A coin is placed 11.0 cm from the axis of a rotating turntable of variable speed. When the speed of the turntable is slowly increased, the coin remains fixed on the turntable until a rate of 31 rpm is reached, at which point the coin slides off. What is the coefficient of static friction between the coin and the turntable?
forcefriction=mg*mu
centripetalforce= mw^2r
w= 31*2PIr/60 in rad/sec
set them equal, solve for mu.
i got 3.64 but that is wrong because it is too large
I didn't get that, I get on the order of .1
Check your work, or post it here.
mu*9.8=(((30/60)(2pi11))^2)/11
mu=11.8
To find the coefficient of static friction between the coin and the turntable, we can use the concept of centripetal force.
When the coin is not sliding, the static friction between the coin and the turntable provides the centripetal force required to keep the coin moving in a circle.
To start, let's calculate the speed of the coin when it slides off the turntable.
Given:
Distance from the axis, r = 11.0 cm = 0.11 m
Speed at which the coin slides off, v = 31 rpm
First, let's convert the speed from rpm to m/s:
v = 31 rpm * (2π radian/min) * (1 min/60 s) = 3.25 π m/s
Using the formula for centripetal force, Fc = m * v^2 / r, we can find the centripetal force required to maintain circular motion at this speed.
Assuming the mass of the coin, m, cancels out when dividing by the mass, we can write:
Fc = v^2 / r
Substituting the given values:
Fc = (3.25 π m/s)^2 / 0.11 m = 31.25 π N
The centripetal force required is 31.25 π N.

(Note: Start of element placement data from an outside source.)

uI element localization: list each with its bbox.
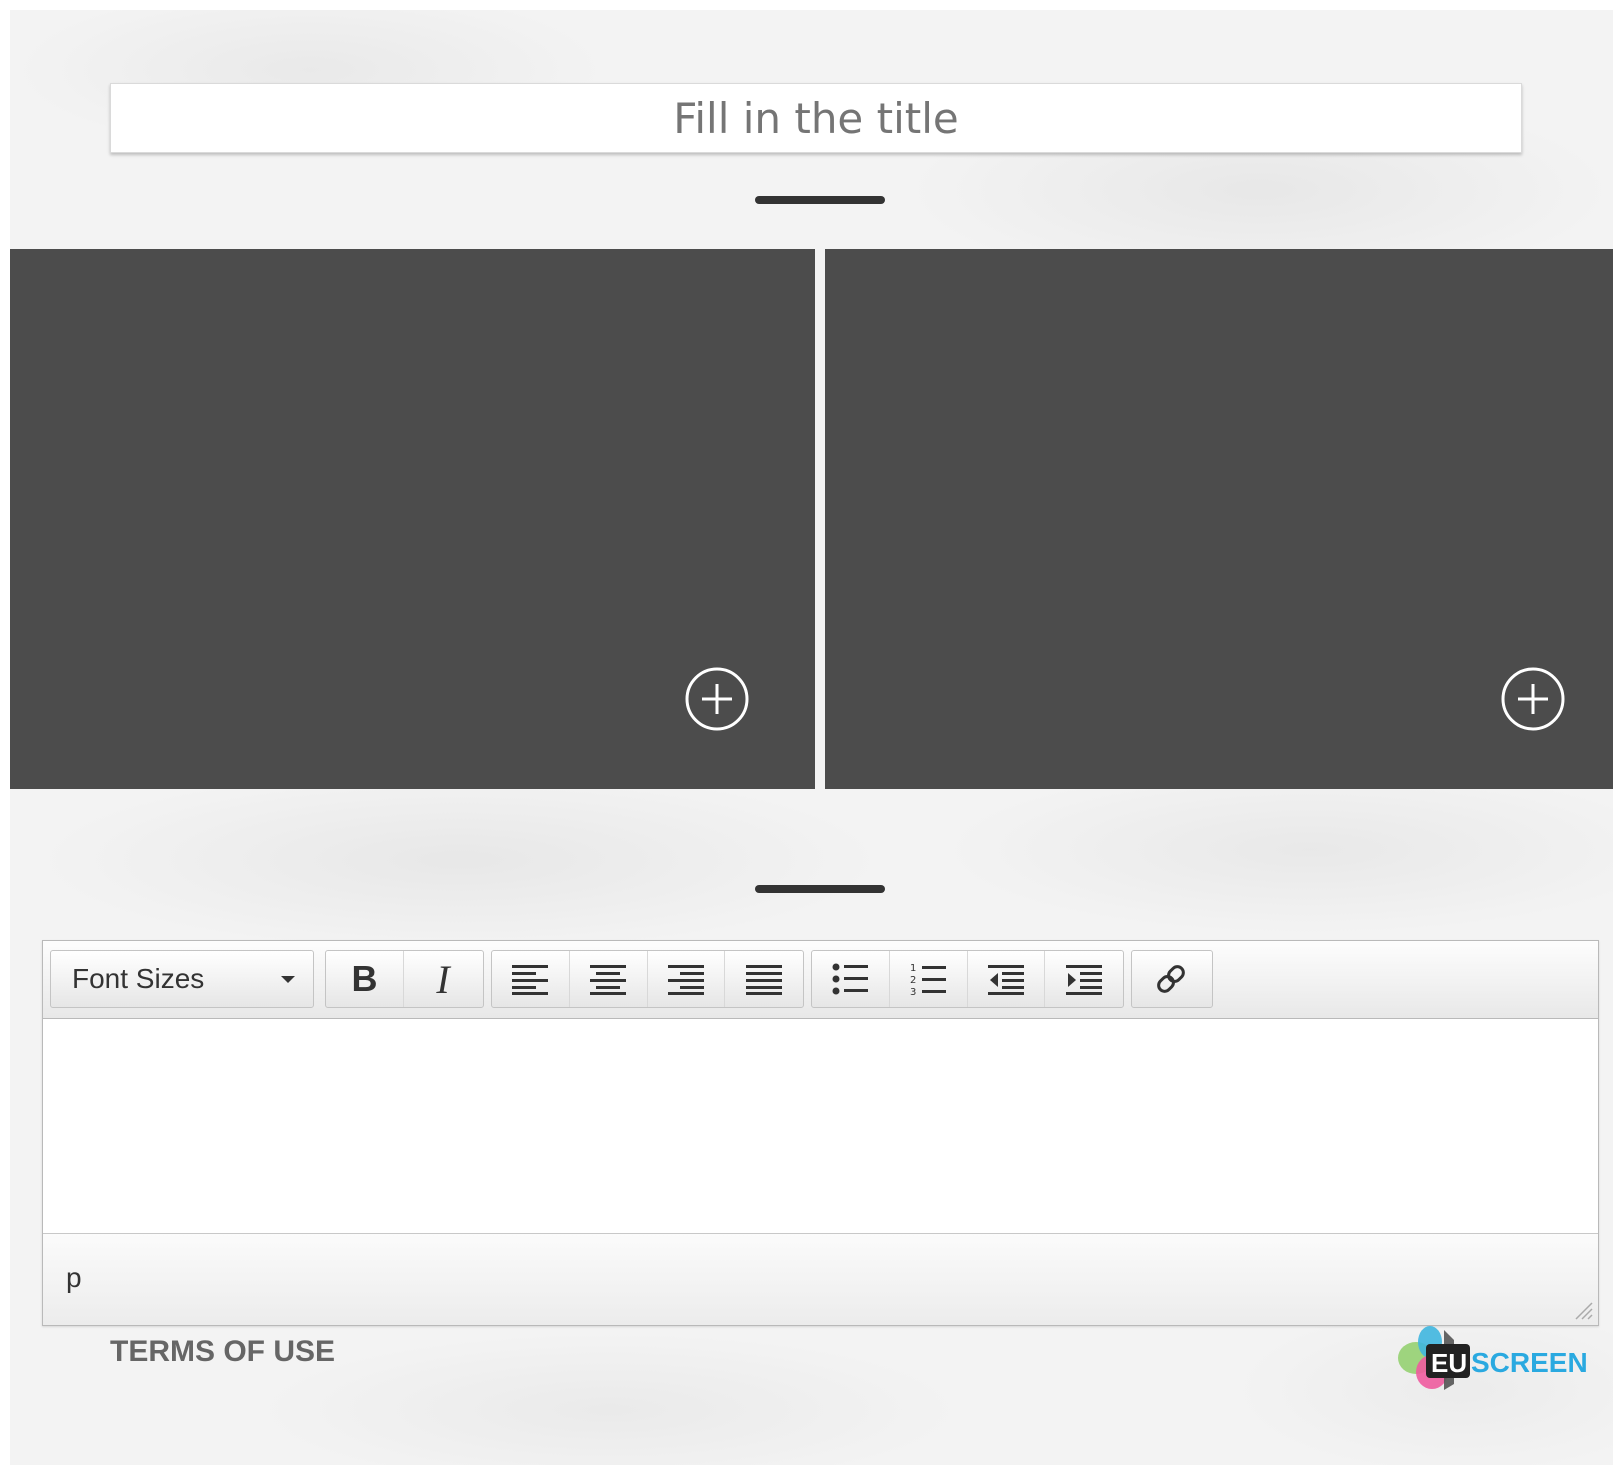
editor-statusbar: p — [43, 1233, 1598, 1325]
title-input[interactable] — [110, 83, 1522, 153]
media-slot-right[interactable] — [825, 249, 1613, 789]
align-justify-icon — [746, 965, 783, 995]
section-divider — [755, 196, 885, 204]
page-canvas: Font Sizes B I — [10, 10, 1613, 1465]
align-justify-button[interactable] — [725, 951, 803, 1007]
svg-text:EU: EU — [1431, 1348, 1467, 1378]
align-left-icon — [512, 965, 549, 995]
element-path[interactable]: p — [66, 1262, 82, 1294]
plus-circle-icon — [685, 667, 749, 731]
align-left-button[interactable] — [492, 951, 570, 1007]
align-center-icon — [590, 965, 627, 995]
caret-down-icon — [281, 976, 295, 983]
insert-link-button[interactable] — [1132, 951, 1210, 1007]
italic-icon: I — [436, 956, 450, 1002]
font-size-dropdown[interactable]: Font Sizes — [51, 951, 313, 1007]
list-group: 1 2 3 — [811, 950, 1124, 1008]
link-group — [1131, 950, 1213, 1008]
terms-of-use-link[interactable]: TERMS OF USE — [110, 1335, 335, 1369]
svg-text:2: 2 — [910, 975, 916, 986]
link-icon — [1157, 965, 1185, 993]
outdent-icon — [987, 965, 1024, 995]
editor-content-area[interactable] — [43, 1019, 1598, 1233]
euscreen-logo-icon: EU SCREEN — [1398, 1326, 1588, 1390]
font-size-label: Font Sizes — [72, 963, 205, 994]
align-center-button[interactable] — [570, 951, 648, 1007]
indent-icon — [1066, 965, 1103, 995]
add-media-button[interactable] — [1501, 667, 1565, 731]
svg-text:1: 1 — [910, 963, 916, 974]
outdent-button[interactable] — [968, 951, 1046, 1007]
euscreen-logo[interactable]: EU SCREEN — [1390, 1320, 1613, 1395]
add-media-button[interactable] — [685, 667, 749, 731]
numbered-list-button[interactable]: 1 2 3 — [890, 951, 968, 1007]
alignment-group — [491, 950, 804, 1008]
indent-button[interactable] — [1045, 951, 1123, 1007]
align-right-icon — [667, 965, 704, 995]
bullet-list-button[interactable] — [812, 951, 890, 1007]
media-slot-left[interactable] — [10, 249, 815, 789]
italic-button[interactable]: I — [404, 951, 482, 1007]
svg-text:SCREEN: SCREEN — [1471, 1347, 1588, 1378]
bullet-list-icon — [832, 963, 869, 995]
editor-toolbar: Font Sizes B I 1 2 3 — [43, 941, 1598, 1019]
bold-button[interactable]: B — [326, 951, 404, 1007]
resize-handle-icon[interactable] — [1572, 1299, 1594, 1321]
section-divider — [755, 885, 885, 893]
plus-circle-icon — [1501, 667, 1565, 731]
font-size-group: Font Sizes — [50, 950, 314, 1008]
svg-text:3: 3 — [910, 987, 916, 997]
numbered-list-icon: 1 2 3 — [910, 963, 947, 997]
align-right-button[interactable] — [648, 951, 726, 1007]
bold-icon: B — [351, 958, 378, 999]
text-style-group: B I — [325, 950, 484, 1008]
rich-text-editor: Font Sizes B I 1 2 3 p — [42, 940, 1599, 1326]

Now, let's calculate the maximum static frictional force that can be exerted on the coin before it starts sliding.
The maximum static frictional force, Fsf, can be expressed as:
Fsf = μs * Normal force
Where:
μs is the coefficient of static friction
Normal force is the force exerted on the coin due to gravity, which is equal to the weight of the coin, Fg = m * g
Given that the coin remains fixed on the turntable until it slides off, the maximum static frictional force is equal to the centripetal force at the point when the coin starts sliding.
Thus, we can equate Fsf to Fc:
Fsf = μs * Fg = Fc
Substituting the values:
μs * (m * g) = 31.25 π N
The mass of the coin, m, cancels out, so we are left with:
μs * g = 31.25 π N
Finally, we can solve for the coefficient of static friction, μs:
μs = (31.25 π N) / g
The value of g, the acceleration due to gravity, is approximately 9.8 m/s^2.
Calculating:
μs = (31.25 π N) / (9.8 m/s^2) ≈ 9.95
Therefore, the coefficient of static friction between the coin and the turntable is approximately 9.95.